In retrospect, this mag-azine’s coverage of so-called evolution has been hideously one-sided. For decades, we published articles in every issue that endorsed the ideas of Charles Darwin and his cronies. True, the theory of common descent through natural selection has been called the unifying concept for all of biology and one of the greatest scientific ideas of all time, but that was no excuse to be fanatics about it. Where were the answering articles presenting the powerful case for scientific creationism? Why were we so unwilling to suggest that dinosaurs lived 6,000 years ago or that a cataclysmic flood carved the Grand Canyon? Blame the scientists. They dazzled us with their fancy fossils, their radiocarbon dating and their tens of thousands of peer-reviewed journal articles. As editors, we had no business being persuaded by mountains of evidence.

Heh.
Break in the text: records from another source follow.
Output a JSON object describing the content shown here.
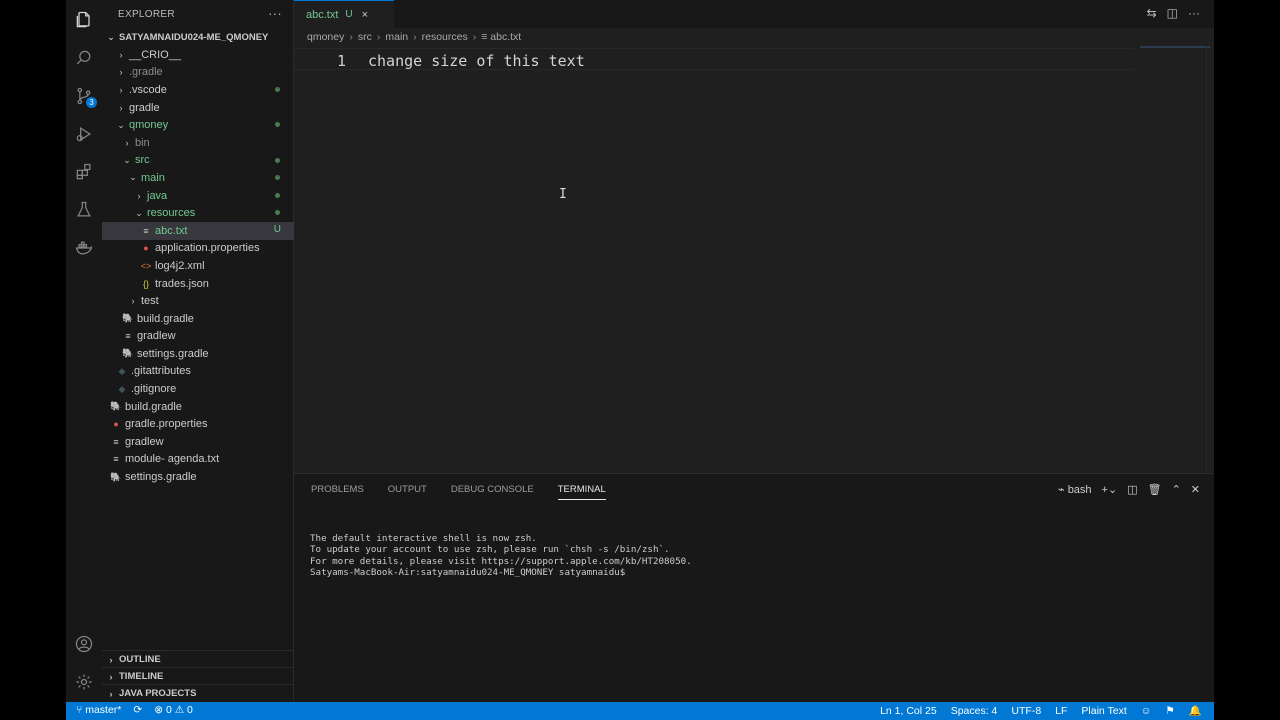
{
  "sidebar": {
    "title": "EXPLORER",
    "more": "···",
    "project": "SATYAMNAIDU024-ME_QMONEY",
    "tree": [
      {
        "label": "__CRIO__",
        "depth": 0,
        "type": "folder",
        "color": "norm",
        "chev": "›"
      },
      {
        "label": ".gradle",
        "depth": 0,
        "type": "folder",
        "color": "ign",
        "chev": "›"
      },
      {
        "label": ".vscode",
        "depth": 0,
        "type": "folder",
        "color": "norm",
        "chev": "›",
        "dot": true
      },
      {
        "label": "gradle",
        "depth": 0,
        "type": "folder",
        "color": "norm",
        "chev": "›"
      },
      {
        "label": "qmoney",
        "depth": 0,
        "type": "folder",
        "color": "git",
        "chev": "⌄",
        "dot": true
      },
      {
        "label": "bin",
        "depth": 1,
        "type": "folder",
        "color": "ign",
        "chev": "›"
      },
      {
        "label": "src",
        "depth": 1,
        "type": "folder",
        "color": "git",
        "chev": "⌄",
        "dot": true
      },
      {
        "label": "main",
        "depth": 2,
        "type": "folder",
        "color": "git",
        "chev": "⌄",
        "dot": true
      },
      {
        "label": "java",
        "depth": 3,
        "type": "folder",
        "color": "git",
        "chev": "›",
        "dot": true
      },
      {
        "label": "resources",
        "depth": 3,
        "type": "folder",
        "color": "git",
        "chev": "⌄",
        "dot": true
      },
      {
        "label": "abc.txt",
        "depth": 4,
        "type": "file",
        "icon": "≡",
        "iconColor": "#cccccc",
        "color": "git",
        "selected": true,
        "u": "U"
      },
      {
        "label": "application.properties",
        "depth": 4,
        "type": "file",
        "icon": "●",
        "iconColor": "#e05252",
        "color": "norm"
      },
      {
        "label": "log4j2.xml",
        "depth": 4,
        "type": "file",
        "icon": "<>",
        "iconColor": "#e37933",
        "color": "norm"
      },
      {
        "label": "trades.json",
        "depth": 4,
        "type": "file",
        "icon": "{}",
        "iconColor": "#cbcb41",
        "color": "norm"
      },
      {
        "label": "test",
        "depth": 2,
        "type": "folder",
        "color": "norm",
        "chev": "›"
      },
      {
        "label": "build.gradle",
        "depth": 1,
        "type": "file",
        "icon": "🐘",
        "iconColor": "#519aba",
        "color": "norm"
      },
      {
        "label": "gradlew",
        "depth": 1,
        "type": "file",
        "icon": "≡",
        "iconColor": "#cccccc",
        "color": "norm"
      },
      {
        "label": "settings.gradle",
        "depth": 1,
        "type": "file",
        "icon": "🐘",
        "iconColor": "#519aba",
        "color": "norm"
      },
      {
        "label": ".gitattributes",
        "depth": 0,
        "type": "file",
        "icon": "◆",
        "iconColor": "#41535b",
        "color": "norm"
      },
      {
        "label": ".gitignore",
        "depth": 0,
        "type": "file",
        "icon": "◆",
        "iconColor": "#41535b",
        "color": "norm"
      },
      {
        "label": "build.gradle",
        "depth": 0,
        "type": "file",
        "icon": "🐘",
        "iconColor": "#519aba",
        "color": "norm",
        "noindent": true
      },
      {
        "label": "gradle.properties",
        "depth": 0,
        "type": "file",
        "icon": "●",
        "iconColor": "#e05252",
        "color": "norm",
        "noindent": true
      },
      {
        "label": "gradlew",
        "depth": 0,
        "type": "file",
        "icon": "≡",
        "iconColor": "#cccccc",
        "color": "norm",
        "noindent": true
      },
      {
        "label": "module- agenda.txt",
        "depth": 0,
        "type": "file",
        "icon": "≡",
        "iconColor": "#cccccc",
        "color": "norm",
        "noindent": true
      },
      {
        "label": "settings.gradle",
        "depth": 0,
        "type": "file",
        "icon": "🐘",
        "iconColor": "#519aba",
        "color": "norm",
        "noindent": true
      }
    ],
    "sections": {
      "outline": "OUTLINE",
      "timeline": "TIMELINE",
      "java_projects": "JAVA PROJECTS"
    }
  },
  "activity": {
    "scm_badge": "3"
  },
  "tab": {
    "name": "abc.txt",
    "status": "U",
    "close": "×"
  },
  "breadcrumb": [
    "qmoney",
    "src",
    "main",
    "resources",
    "abc.txt"
  ],
  "editor": {
    "line_number": "1",
    "line_text": "change size of this text"
  },
  "panel": {
    "tabs": [
      "PROBLEMS",
      "OUTPUT",
      "DEBUG CONSOLE",
      "TERMINAL"
    ],
    "active_tab": "TERMINAL",
    "shell": "bash",
    "terminal_lines": [
      "",
      "The default interactive shell is now zsh.",
      "To update your account to use zsh, please run `chsh -s /bin/zsh`.",
      "For more details, please visit https://support.apple.com/kb/HT208050.",
      "Satyams-MacBook-Air:satyamnaidu024-ME_QMONEY satyamnaidu$"
    ]
  },
  "status": {
    "branch": "master*",
    "errors": "0",
    "warnings": "0",
    "position": "Ln 1, Col 25",
    "spaces": "Spaces: 4",
    "encoding": "UTF-8",
    "eol": "LF",
    "language": "Plain Text"
  }
}
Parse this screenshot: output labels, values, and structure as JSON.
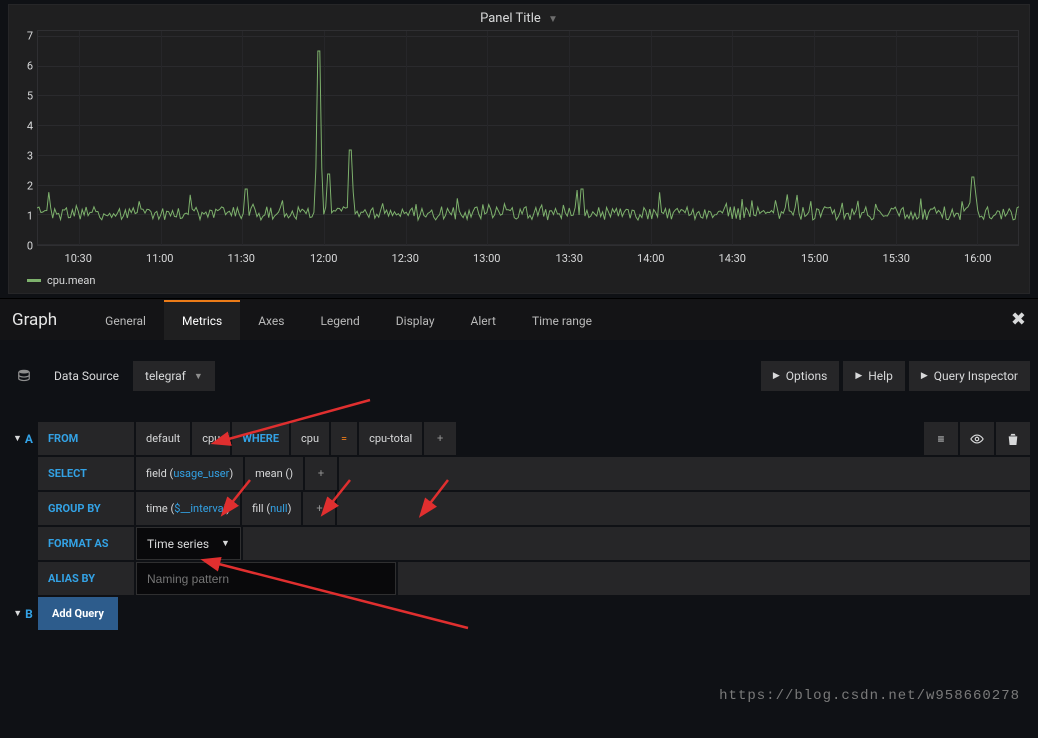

Sarcasm. Have to love it.

News Flash: Listeners Hate Commercials

Courtesy of I Love Radio.org, read this remarkable study: News Flash: Listeners Hate Commercials. How surprising, that people resent being pummelled by twenty or more minutes of advertising every hour.

Whenever I listen to real radio, it isn’t boredom that kills me (I’m only wounded by boredom) but just the irritation of having any kind of coherent thought broken up by worries about taxes, my deodorant, or whether my windows need replacing. Not to mention that any real news that might actually come accross the airwaves does so in the form of predigested pablum, neither appetizing nor nourishing.

It’s a step in the right direction, but you guys don’t just have to remove the interruptions: you have to improve the meal.

We offer free next day shipping!

I just completed ordering a product from a website which claimed “free next day delivery!”. “Golly”, I think to myself. “It will be nice to have this gadget sooner rather than later.” I eagerly click, and imagine the box being here on Friday.

Just got the confirmation email. The item (mind you, not built to order or anything) is scheduled to ship on Feb 9, and should be delivered on Feb 10. Next Thursday. Sigh.

I imagine that I could use a similar tactic to write my own operating system in a single day. Expect delivery sometime in 2030.

Addendum: Allright, I’m too grumpy. Checking their status again reveals that they have shipped it today! Woohoo! Tomorrow!

MSNBC – Judge nixes evolution textbook stickers

MSNBC – Judge nixes evolution textbook stickers

A federal judge Thursday ordered a suburban Atlanta school system to remove stickers from its high school biology textbooks that call evolution “a theory, not a fact,” saying the disclaimers are an unconstitutional endorsement of religion.

The complete decision is here. The Judge claimed that the stickers failed the second and third parts of the so-called “Lemon Test”: in particular that’s primary purpose was to advance religion and that it created excessive entanglements between government and religion. Worth reading.

If you need some more stickers, print ’em up for yourself.